There is a company who are bringing a commercial version of ZFS to the Mac. The guy who's running it is the guy who lead the team that made HFS+ and was on the team that started Apple's efforts to include ZFS. I've been in e-mail contact with them, they have an open beta coming rather soon. I didn't get a date but I expect it before June comes and goes.
Until then, there's MacZFS, which is an open-source implementation of ZFS. It's not as up-to-date as Z-410 from Ten's Compliment is going to be, but it's based of a mature, stable iteration of ZFS. Bonus points for the two will be compatible when Z-410 hits the market.
As for errors in the filesystem, every file has a checksum and as files are read and written the checksum is... well... checked.
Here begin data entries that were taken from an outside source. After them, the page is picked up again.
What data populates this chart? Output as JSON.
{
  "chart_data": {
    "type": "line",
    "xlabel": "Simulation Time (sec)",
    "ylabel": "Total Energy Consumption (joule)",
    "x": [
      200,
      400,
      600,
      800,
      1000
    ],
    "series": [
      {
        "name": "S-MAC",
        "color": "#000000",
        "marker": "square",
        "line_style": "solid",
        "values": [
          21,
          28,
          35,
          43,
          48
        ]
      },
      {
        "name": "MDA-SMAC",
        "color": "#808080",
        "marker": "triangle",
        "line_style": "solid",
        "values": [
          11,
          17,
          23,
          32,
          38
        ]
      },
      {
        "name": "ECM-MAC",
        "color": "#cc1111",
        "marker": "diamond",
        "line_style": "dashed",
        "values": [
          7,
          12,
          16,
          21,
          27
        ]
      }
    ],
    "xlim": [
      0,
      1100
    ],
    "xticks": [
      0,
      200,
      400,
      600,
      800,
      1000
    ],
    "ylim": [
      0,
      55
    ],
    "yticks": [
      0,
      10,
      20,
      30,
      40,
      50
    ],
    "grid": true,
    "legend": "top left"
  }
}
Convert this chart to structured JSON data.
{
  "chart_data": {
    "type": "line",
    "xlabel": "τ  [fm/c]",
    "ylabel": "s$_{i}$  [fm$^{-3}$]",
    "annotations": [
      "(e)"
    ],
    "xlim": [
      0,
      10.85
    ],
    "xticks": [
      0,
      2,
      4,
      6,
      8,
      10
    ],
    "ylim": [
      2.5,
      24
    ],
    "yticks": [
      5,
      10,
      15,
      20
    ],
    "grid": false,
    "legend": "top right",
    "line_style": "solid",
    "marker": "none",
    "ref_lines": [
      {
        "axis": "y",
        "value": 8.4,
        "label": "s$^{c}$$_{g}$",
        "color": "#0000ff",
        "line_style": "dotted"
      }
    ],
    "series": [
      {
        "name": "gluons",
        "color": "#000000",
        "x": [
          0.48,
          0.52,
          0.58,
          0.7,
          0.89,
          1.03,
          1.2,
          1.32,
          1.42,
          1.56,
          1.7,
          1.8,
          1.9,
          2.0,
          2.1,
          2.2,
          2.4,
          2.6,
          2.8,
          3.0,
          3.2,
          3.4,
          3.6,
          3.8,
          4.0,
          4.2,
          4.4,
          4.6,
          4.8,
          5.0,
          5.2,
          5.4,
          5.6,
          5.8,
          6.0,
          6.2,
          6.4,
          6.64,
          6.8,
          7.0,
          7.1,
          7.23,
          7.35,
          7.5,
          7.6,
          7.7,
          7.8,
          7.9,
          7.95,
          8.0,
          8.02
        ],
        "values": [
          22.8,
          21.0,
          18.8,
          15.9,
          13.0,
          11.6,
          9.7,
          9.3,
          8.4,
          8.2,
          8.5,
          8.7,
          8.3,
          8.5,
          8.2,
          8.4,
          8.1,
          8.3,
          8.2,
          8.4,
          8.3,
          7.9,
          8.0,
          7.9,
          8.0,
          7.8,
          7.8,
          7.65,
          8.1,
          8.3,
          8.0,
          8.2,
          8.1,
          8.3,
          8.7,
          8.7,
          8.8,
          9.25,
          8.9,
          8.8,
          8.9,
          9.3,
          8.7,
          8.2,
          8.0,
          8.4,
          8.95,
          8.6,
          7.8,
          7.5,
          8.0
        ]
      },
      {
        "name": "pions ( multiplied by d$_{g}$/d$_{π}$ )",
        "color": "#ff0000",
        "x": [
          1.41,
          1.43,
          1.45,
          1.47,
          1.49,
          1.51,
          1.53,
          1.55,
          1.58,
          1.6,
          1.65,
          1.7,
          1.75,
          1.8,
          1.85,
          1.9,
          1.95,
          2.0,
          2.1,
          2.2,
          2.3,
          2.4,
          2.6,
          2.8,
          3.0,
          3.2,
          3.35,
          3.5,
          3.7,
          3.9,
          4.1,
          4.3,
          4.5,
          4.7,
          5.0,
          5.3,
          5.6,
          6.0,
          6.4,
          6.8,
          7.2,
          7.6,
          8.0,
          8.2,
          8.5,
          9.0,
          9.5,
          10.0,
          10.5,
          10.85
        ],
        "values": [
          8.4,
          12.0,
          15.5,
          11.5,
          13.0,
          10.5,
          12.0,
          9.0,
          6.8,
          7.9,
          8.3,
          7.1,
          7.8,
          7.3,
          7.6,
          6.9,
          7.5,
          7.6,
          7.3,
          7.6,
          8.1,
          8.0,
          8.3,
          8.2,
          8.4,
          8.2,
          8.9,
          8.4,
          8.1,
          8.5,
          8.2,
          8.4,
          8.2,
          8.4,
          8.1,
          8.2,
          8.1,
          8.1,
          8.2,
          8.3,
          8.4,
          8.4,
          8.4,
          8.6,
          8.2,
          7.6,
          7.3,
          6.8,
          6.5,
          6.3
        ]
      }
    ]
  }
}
If an error is found and you're using mirroring or RAIDZ if will fix the problem automatically. It won't corrupt it further as it's based of a valid checksum. That part is pretty nifty. But it gets better. ZFS uses copy-on-write whenever you do anything that involved editing the directory (rename, copy, move, delete, ect.) which makes it virtually impossible to lose data if, say, your power went out right as it was writing to the drives. With RAID you could be looking at a dead array quite easily. ZFS? Well, the files you were moving won't have been moved.
Seriously, I've been reading up on this and asking around for the past week and right now I'm waiting for the catch. Because I can't find one.